Several hurdles oppose the tourism ambition. It’s unclear if the travel and hospitality industry, in general, will rebound after the pandemic, especially internationally. Additionally, the political and social atmosphere of Saudi Arabia generally alienates Western tourism. Despite progress both prior and under Saudi Vision 2030, the legacy of Saudi Arabia’s less than stellar women’s rights record dissuades potential tourists from more liberal societies. Compounding political hurdles, Jamal Khashoggi’s death in 2018 stunted earlier endeavors into tourism, such as the country’s second WWE event.

Besides tourism, the tech sector is expected to fill the void left by oil. In conjunction with Aramco, Google is investing in the country’s cloud infrastructure, accompanied by similar moves from Amazon. The outcome of this will hopefully jumpstart a domestic tech sector to compete abroad. Tying everything back together neatly, the Saudi Public Investment Fund (PIF) has gambled on the future of electric vehicles. Lucid Motors, an up-and-coming electric vehicle company based in the US, received over $1 billion in funding from the PIF. In return for the investments, Lucid, hopefully, will build a production plant in Saudi Arabia, setting the stage for the country’s entry into the market. Emblematic of these technological efforts is NEOM. With a $500 billion price tag, NEOM is a planned megaproject in the country’s northwest. Encompassing a landmass equal to Belgium, NEOM aims to be the world’s foremost tech hub, with technological goals such as flying taxis, artificial clouds and rainfall, and an AI that can monitor the entire city. While certainly these planned technological wonders teeter on a pipe dream, they nevertheless show Saudi Arabia’s commitment to progress in the tech sector. 

NEOM and Qiddiya only break the surface of the Saudi megaprojects.

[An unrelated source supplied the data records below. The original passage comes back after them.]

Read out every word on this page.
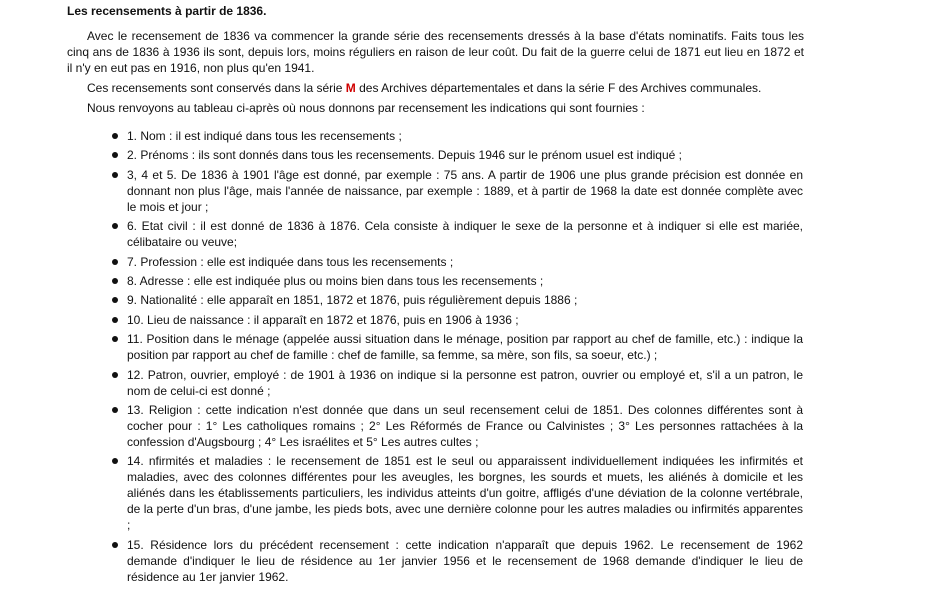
Les recensements à partir de 1836.

Avec le recensement de 1836 va commencer la grande série des recensements dressés à la base d'états nominatifs. Faits tous les cinq ans de 1836 à 1936 ils sont, depuis lors, moins réguliers en raison de leur coût. Du fait de la guerre celui de 1871 eut lieu en 1872 et il n'y en eut pas en 1916, non plus qu'en 1941.

Ces recensements sont conservés dans la série M des Archives départementales et dans la série F des Archives communales.

Nous renvoyons au tableau ci-après où nous donnons par recensement les indications qui sont fournies :

1. Nom : il est indiqué dans tous les recensements ;
2. Prénoms : ils sont donnés dans tous les recensements. Depuis 1946 sur le prénom usuel est indiqué ;
3, 4 et 5. De 1836 à 1901 l'âge est donné, par exemple : 75 ans. A partir de 1906 une plus grande précision est donnée en donnant non plus l'âge, mais l'année de naissance, par exemple : 1889, et à partir de 1968 la date est donnée complète avec le mois et jour ;
6. Etat civil : il est donné de 1836 à 1876. Cela consiste à indiquer le sexe de la personne et à indiquer si elle est mariée, célibataire ou veuve;
7. Profession : elle est indiquée dans tous les recensements ;
8. Adresse : elle est indiquée plus ou moins bien dans tous les recensements ;
9. Nationalité : elle apparaît en 1851, 1872 et 1876, puis régulièrement depuis 1886 ;
10. Lieu de naissance : il apparaît en 1872 et 1876, puis en 1906 à 1936 ;
11. Position dans le ménage (appelée aussi situation dans le ménage, position par rapport au chef de famille, etc.) : indique la position par rapport au chef de famille : chef de famille, sa femme, sa mère, son fils, sa soeur, etc.) ;
12. Patron, ouvrier, employé : de 1901 à 1936 on indique si la personne est patron, ouvrier ou employé et, s'il a un patron, le nom de celui-ci est donné ;
13. Religion : cette indication n'est donnée que dans un seul recensement celui de 1851. Des colonnes différentes sont à cocher pour : 1° Les catholiques romains ; 2° Les Réformés de France ou Calvinistes ; 3° Les personnes rattachées à la confession d'Augsbourg ; 4° Les israélites et 5° Les autres cultes ;
14. nfirmités et maladies : le recensement de 1851 est le seul ou apparaissent individuellement indiquées les infirmités et maladies, avec des colonnes différentes pour les aveugles, les borgnes, les sourds et muets, les aliénés à domicile et les aliénés dans les établissements particuliers, les individus atteints d'un goitre, affligés d'une déviation de la colonne vertébrale, de la perte d'un bras, d'une jambe, les pieds bots, avec une dernière colonne pour les autres maladies ou infirmités apparentes ;
15. Résidence lors du précédent recensement : cette indication n'apparaît que depuis 1962. Le recensement de 1962 demande d'indiquer le lieu de résidence au 1er janvier 1956 et le recensement de 1968 demande d'indiquer le lieu de résidence au 1er janvier 1962.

These megaprojects, often predating Saudi Vision 2030, seek to erect cities and industries essentially from scratch. The King Abdullah Economic City, or KAEC, broke ground in 2008 on the shores of the Red Sea. KAEC sought to be home to 2 million people with a series of new universities, resorts, golf courses, and a world-class port adjacent to the Suez Canal. Today, KAEC, after billions poured in from domestic and international investments, still is not complete. For all intents and purposes, KAEC is a failure, yet these megaprojects continue, and the success of Saudi Vision 2030 lies in the hands of these empirically-attested wastes. The Saudi megaprojects echo Stalin or Nero’s gigantomania; they are massive undertakings fueled purely by notions of grandiosity rather than practical use or efficiency. Case in point, as part of NEOM, just under $200 billion of NEOM’s budget will be invested into creating a city that is just a 106 mile long straight line, cleverly named “The Line.”

Will Saudi Vision 2030 succeed in shifting the Saudi economy? There’s certainly a commitment by the Saudi government towards the metamorphosis; however, the means of going about it are questionable. The half dozen megaprojects such as NEOM or Qiddiya carry exorbitant price tags with them with only speculative returns on investment. Essentially, the Saudi economy is going from placing all its eggs in one basket to placing all its eggs in a different basket. There are better ways of burning money than megaprojects. Idioms aside, a series of smaller investments, fueled by current oil revenues, into the Saudi private sector and human capital would, in all likelihood, net greater diversification and returns to the economy at a fraction of the risk. While the Saudi government should play a role in bankrolling and monitoring the initiative, top-down economic planning leads to oversights and numbness to market forces that otherwise may benefit the economy. That said, privatization efforts currently underway show promise for Saudi Arabia in a world with declining oil demand, regardless of the megaprojects. In summary, the Saudi government needs to be applauded for its forward-thinking efforts in the face of change; however, there’s a fine line between healthy ambition and being Icarian. Much of these efforts sadly rest on the latter side of this dichotomy.